The Washington PostDemocracy Dies in Darkness

When the pope was powerful, and why that changed

Pope Benedict XVI walks through the gate at Auschwitz, long a sore point in the papacy's history. (Diether Endlicher -- Associated Press)

It's difficult to pinpoint a precise moment when the office of the pope began to lose its vast political power, which had long placed the Holy See above even the kings and emperors of Europe, but has since declined to the point that now-retiring Pope Benedict XVI found few political accomplishments in his reign. But one day that stands out is Dec. 2, 1804.

A few weeks earlier, French voters had overwhelmingly approved a referendum elevating Napoleon Bonaparte from first consul to emperor, the beginning of the end of France's democratic revolution. His coronation was to proceed in the manner of all Catholic monarchs, who still ruled most of Europe: he would kneel before the pope, then Pius VII, to receive a crown and blessing. The symbolism of the coronation reflected centuries of European political tradition, in which the Catholic church formally conferred royalty with the divine blessing that was thought necessary to rule; the church, in its power, had at times competed openly with those same monarchs.

But when Napoleon marched up the altar of the Notre Dame cathedral in Paris, he did not kneel before Pope Pius VII as the French monarchs before him had done and as Pius surely expected. As Pius raised the crown, Napoleon instead turned to face the onlookers in the pews, snatched the crown out the pope's hands and placed it on his own head. In Jacques Louis David's famous painting of the incident, completed four years later, Pius stands sullenly back, watching as Napoleon crowns his wife queen.

Napoleon's coronation did not on its own end the pope's influence over world politics, but it symbolized that decline after centuries of vast papal authority over Europe. When the Roman Empire fell, the Catholic church remained as close as Europe had to a pan-continental institution; the church had legitimacy and grassroots support, not to mention vast financial resources.

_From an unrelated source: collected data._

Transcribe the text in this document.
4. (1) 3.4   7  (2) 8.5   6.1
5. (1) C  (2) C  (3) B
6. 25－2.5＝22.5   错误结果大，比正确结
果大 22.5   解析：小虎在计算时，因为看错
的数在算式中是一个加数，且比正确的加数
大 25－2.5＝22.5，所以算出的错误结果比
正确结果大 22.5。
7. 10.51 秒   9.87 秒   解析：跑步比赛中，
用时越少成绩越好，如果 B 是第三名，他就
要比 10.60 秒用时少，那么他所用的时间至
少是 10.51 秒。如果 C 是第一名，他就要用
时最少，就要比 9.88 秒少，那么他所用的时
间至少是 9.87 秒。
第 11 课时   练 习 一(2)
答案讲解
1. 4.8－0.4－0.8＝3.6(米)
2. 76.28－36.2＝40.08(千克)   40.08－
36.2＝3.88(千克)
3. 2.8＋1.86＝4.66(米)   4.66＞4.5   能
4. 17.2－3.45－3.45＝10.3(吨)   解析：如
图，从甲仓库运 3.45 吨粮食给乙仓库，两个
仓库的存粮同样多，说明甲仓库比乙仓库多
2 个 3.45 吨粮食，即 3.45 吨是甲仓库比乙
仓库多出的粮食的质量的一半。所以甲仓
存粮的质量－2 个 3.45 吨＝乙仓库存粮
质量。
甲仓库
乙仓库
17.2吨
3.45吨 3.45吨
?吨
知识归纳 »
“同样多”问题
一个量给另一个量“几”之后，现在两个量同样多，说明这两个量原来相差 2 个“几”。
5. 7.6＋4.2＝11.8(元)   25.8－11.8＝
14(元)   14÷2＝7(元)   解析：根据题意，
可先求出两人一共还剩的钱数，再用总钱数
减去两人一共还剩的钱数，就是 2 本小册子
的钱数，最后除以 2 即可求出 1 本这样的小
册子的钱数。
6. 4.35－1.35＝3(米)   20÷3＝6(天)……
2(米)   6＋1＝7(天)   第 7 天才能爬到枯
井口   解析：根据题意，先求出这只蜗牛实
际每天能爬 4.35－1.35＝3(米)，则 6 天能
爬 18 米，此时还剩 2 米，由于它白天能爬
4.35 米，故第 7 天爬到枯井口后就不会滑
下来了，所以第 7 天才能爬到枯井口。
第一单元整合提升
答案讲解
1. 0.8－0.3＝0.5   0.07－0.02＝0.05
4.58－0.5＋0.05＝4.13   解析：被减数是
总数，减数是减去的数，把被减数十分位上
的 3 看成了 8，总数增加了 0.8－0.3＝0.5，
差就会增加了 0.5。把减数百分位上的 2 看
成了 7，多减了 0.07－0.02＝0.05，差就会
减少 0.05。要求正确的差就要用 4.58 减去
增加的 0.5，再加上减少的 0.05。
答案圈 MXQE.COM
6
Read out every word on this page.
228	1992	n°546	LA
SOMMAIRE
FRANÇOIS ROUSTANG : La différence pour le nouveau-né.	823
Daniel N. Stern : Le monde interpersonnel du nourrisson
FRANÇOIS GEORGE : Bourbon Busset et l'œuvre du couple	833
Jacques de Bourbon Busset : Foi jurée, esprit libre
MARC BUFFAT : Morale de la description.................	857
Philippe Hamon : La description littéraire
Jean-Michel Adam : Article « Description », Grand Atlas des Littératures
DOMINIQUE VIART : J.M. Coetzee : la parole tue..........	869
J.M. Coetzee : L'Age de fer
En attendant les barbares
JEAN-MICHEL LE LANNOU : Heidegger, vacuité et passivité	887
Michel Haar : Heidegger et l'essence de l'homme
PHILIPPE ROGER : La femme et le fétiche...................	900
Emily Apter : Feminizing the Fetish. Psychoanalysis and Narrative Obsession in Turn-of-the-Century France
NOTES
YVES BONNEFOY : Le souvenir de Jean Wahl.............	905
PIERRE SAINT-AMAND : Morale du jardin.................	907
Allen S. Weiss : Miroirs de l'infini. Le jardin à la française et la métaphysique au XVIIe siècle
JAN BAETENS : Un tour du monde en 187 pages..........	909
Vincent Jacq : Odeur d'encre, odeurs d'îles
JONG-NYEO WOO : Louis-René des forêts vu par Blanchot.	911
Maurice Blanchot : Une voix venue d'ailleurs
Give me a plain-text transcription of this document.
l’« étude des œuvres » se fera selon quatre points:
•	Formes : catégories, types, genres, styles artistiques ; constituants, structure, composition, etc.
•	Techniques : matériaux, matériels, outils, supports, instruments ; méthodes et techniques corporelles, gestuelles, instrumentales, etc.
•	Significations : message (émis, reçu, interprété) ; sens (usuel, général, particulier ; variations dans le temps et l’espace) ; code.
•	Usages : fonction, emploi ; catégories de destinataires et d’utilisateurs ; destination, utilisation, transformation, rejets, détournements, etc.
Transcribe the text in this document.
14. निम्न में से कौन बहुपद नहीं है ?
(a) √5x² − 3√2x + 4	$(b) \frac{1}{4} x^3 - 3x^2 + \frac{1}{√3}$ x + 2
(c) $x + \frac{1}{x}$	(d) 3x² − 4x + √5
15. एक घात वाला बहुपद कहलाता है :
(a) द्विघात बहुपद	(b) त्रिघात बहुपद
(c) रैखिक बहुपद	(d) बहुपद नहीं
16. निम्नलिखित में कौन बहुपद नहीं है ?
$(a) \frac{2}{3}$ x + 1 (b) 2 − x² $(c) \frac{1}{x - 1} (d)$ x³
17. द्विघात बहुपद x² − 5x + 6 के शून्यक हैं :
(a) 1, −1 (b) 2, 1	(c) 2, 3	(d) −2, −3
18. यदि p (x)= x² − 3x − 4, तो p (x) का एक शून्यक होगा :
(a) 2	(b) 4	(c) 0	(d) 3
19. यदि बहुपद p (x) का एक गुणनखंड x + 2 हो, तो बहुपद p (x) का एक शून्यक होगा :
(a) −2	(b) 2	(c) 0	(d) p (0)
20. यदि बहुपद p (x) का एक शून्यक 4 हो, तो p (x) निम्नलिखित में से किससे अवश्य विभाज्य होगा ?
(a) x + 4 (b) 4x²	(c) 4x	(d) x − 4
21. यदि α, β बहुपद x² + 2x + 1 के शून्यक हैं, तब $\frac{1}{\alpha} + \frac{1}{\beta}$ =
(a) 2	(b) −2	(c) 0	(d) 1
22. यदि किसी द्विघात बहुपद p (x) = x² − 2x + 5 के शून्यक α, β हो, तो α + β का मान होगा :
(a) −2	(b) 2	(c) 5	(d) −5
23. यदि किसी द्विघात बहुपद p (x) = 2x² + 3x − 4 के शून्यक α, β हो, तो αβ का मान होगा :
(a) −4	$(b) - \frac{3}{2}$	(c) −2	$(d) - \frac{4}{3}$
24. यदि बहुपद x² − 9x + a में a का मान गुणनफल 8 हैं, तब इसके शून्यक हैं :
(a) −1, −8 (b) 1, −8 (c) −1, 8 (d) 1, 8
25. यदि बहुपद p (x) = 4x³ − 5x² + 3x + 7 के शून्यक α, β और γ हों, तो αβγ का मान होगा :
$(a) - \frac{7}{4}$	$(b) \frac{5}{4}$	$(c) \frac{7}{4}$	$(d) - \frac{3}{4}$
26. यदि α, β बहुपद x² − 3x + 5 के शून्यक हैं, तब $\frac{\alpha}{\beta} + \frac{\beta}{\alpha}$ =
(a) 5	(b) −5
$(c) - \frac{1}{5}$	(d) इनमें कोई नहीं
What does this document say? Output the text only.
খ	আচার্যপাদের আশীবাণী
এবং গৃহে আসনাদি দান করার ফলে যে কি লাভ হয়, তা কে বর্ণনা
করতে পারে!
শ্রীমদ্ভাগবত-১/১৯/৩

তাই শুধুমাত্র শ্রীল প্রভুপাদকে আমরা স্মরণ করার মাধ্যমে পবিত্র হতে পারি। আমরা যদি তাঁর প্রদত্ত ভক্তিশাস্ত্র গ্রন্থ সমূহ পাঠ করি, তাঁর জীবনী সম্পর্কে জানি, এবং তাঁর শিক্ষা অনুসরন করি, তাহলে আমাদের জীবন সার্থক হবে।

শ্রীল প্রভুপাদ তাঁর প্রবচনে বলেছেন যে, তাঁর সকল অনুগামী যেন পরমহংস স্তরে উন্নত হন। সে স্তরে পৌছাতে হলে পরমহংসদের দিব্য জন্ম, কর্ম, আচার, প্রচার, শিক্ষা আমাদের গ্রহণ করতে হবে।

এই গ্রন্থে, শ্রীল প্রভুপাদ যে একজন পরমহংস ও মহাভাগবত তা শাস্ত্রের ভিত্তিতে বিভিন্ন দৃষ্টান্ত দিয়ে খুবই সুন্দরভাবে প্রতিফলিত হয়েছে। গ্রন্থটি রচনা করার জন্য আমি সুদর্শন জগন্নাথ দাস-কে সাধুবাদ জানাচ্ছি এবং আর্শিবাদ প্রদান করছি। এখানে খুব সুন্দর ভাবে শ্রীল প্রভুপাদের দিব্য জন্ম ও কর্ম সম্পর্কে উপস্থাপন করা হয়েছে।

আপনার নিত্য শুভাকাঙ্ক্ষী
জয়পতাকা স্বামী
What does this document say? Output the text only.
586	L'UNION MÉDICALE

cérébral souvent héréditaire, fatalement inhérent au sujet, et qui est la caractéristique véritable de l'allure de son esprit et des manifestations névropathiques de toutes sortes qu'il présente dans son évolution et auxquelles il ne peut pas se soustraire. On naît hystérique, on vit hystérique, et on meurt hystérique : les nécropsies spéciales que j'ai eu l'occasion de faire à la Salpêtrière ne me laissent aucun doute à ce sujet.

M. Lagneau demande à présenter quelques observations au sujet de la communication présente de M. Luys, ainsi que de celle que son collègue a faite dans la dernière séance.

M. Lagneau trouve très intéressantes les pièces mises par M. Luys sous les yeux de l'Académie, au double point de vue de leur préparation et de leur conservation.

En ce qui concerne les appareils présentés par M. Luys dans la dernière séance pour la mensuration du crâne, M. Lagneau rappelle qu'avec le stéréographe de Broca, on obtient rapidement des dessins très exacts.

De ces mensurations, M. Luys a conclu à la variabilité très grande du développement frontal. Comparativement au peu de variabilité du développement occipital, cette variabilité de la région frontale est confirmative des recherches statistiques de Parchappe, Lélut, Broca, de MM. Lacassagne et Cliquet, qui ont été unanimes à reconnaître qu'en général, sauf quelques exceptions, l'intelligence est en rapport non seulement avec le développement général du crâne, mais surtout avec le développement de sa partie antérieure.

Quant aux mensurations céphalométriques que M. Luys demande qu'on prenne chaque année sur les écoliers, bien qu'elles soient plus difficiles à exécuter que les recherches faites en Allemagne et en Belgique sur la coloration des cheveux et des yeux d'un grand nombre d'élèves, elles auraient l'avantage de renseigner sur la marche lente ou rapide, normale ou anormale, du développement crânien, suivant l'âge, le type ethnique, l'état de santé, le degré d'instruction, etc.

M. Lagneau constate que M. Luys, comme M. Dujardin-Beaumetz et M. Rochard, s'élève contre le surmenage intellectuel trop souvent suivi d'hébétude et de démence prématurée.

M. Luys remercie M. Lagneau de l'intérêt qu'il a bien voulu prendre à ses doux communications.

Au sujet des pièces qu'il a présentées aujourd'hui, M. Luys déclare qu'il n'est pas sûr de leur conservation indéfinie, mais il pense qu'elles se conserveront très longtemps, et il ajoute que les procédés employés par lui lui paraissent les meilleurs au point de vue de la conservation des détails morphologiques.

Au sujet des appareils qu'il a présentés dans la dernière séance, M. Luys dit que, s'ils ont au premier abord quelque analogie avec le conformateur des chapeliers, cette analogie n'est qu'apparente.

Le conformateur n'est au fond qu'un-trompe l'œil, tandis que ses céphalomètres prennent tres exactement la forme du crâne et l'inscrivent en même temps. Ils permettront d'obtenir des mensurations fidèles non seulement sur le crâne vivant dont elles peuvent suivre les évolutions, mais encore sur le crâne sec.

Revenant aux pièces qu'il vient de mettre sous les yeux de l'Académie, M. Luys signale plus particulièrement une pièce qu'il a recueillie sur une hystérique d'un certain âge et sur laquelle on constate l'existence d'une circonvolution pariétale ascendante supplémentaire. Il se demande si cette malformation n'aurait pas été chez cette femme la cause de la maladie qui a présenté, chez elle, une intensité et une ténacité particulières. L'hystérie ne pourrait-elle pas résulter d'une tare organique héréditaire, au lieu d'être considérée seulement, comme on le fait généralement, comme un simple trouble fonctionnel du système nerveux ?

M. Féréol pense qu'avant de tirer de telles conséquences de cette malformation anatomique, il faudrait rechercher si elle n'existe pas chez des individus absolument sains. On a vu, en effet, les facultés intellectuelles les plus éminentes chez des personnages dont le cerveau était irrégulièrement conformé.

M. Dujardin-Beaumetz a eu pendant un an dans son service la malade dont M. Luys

European governments, as they grew from city-states to nations, developed a sort of symbiotic relationship with the church, relying on it for support and fearing its power to support opposing leaders. When Pope Urban II called on European leaders to rally for the crusades, he both confirmed and entrenched the Vatican's power over political leaders, even in matters of war. Though the pope's powers declined when European monarchs became powerful enough to challenge him, at one point hosting a second and more corruptible pope in France, the protestant reformation rallied Catholic governments against rising protestantism and renewed the pope's political importance.

But even the pope could not overcome the rise of European nationalism and revolutionary movements in the modern era, of which Napoleon was just one. The Vatican's political impotence has many examples, but one of the most powerful is Pope Pius XII's scandalous silence during the holocaust. Debate over Pius's relative inaction still rages, with critics charging that he hoped to retain some Catholic presence in Germany while defenders argue he was more quietly diplomatic.

Pope John Paul II, who reigned from 1978 to 2005, seemed to carve out a new model for a politically influential pope. Though the Polish-born leader did not wield the traditional tools of direct papal power, he acted as a sort of global ambassador on behalf the church. His remarkable tenure, in which he mediated conflicts, pressured non-democratic governments to reform and sought to soothe interfaith tensions, earned him a place in history. Cold War scholars still celebrate his role in helping to end the Cold War, which even Soviet leader Mikhail Gorbachev acknowledged.

Pope Benedict XVI, who Monday announced that he will resign at the end of the month, has a political legacy akin to many popes in the 20th century: one in which he is relevant to the theological debates within the Catholic church but not, like the popes of old, a major player in world politics. Whoever follows him will have to consider whether he wishes the papacy to remain an office principally concerned with the internal theology of the world's third-largest religion as it was under Benedict, or one that attempts to reclaim some of the global leadership of John Paul II. Either way, Benedict's resignation is a reminder of how far the papacy has come from the days of when it competed alongside kings and emperors for power.